Bir başka rubaisinde (başlığa konu ettiğim), insanın beden ve ruhunun kökenine atıfta bulunur
'Ne nurdan
Ne çamurdan
Sevgilim, kedisi ve kedinin boynundaki boncuk
Yuğrumlarındaki farkla hepsi aynı hamurdan...'
Nur, insanın ruhunun kökenini, çamur ise maddi doğasının aslını ima etmektedir.
İrfan ehli yaratılışı şöyle hikaye eder : Başlangıçta Allah vardı ve O'nunla birlikte bir şey yoktu.
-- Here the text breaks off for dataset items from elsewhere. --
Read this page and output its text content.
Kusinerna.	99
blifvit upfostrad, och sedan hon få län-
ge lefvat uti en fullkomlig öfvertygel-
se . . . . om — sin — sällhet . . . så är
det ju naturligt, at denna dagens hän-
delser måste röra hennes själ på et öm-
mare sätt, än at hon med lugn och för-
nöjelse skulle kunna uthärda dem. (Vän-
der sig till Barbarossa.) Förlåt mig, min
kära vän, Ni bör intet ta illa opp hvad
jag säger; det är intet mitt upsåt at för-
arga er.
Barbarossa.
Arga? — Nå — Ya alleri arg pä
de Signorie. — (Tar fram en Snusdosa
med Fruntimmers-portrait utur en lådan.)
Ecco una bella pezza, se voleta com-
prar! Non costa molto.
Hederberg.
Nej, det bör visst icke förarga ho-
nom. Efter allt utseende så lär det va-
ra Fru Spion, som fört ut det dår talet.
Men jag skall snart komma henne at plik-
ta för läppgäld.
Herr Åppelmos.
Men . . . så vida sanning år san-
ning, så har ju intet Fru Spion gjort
Önce Kendi nurundan Nur-ı Muhammedi'yi yarattı. Bütün evren O nurdan yaratıldı. Adem'in ruhu da, O nurdan var edilmiştir. İnsanın macerası, bir muhabbet, aşk ve şevk hikayesidir. Kainatın mayası aşktır. 'Muhabbetten hasıl oldu Muhammed', bu sırrı söyler. Aziz Mahmud Hüdayi hazretleri, Adem'in Zuhuru'nu anlatırken şöyle der : 'Allah, Adem'i, yeryüzünden devşirdiği bir avuç topraktan yarattı. (Adamah, Sanskritçede 'kırmızı toprak' manasına gelir) Toprağın yapısına göre, insanoğullarından kimisi kırmızı, kimisi siyah ve beyaz veya bunların arasındaki ırklarda meydana geldi. Bazısı sert bazısı yumuşak huylu veya ikisinin ortası bir yapıda oldu. Adem'in karıldığı toprağı, Hz. Azrail, yeryüzünün bütün bölgelerinden tatlı, tuzlu, acı, güzel, pis mahiyetli olarak kırk zira miktarınca topladı. O toprağın her bir zerresi, insan bedeninin esasıdır. İnsan ölünce, toprağı nereden alınmışsa oraya gömülürmüş. Azrail, Allah'ın emriyle aldığı toprak parçasını, Taif'le Mekke arasına bıraktı. Cenab-ı Hak, O'na, 'insanların toprağını aldığın gibi, ruhlarını da alacaksın' buyurdu. Sonra Allah, o toprağın üzerine, Kerem bulutundan Rahmet yağmurunun damlalarını indirdi. Muhabbet suyu ile kardı ve çamur haline getirdi. Bir kutsi haberde şöyle buyrulur : 'Adem'in çamurunu, kudret elimle kırk gün yoğurdum' O'nun katında bir gün dünya zamanıyla bin yıldır. Sonra Allah, Adem'in kalıbını kırk gün bir yana bıraktı.Kalıp kurudu, 'pişmiş çamura benzeyen bir balçık haline geldi.' Sonra ondan ses geldi. İbn Abbas'in bir rivayetinde şöyle denir : 'Adem, kırk yıl, Cuma gününe değin çamurdan bir kalıp olarak kaldı.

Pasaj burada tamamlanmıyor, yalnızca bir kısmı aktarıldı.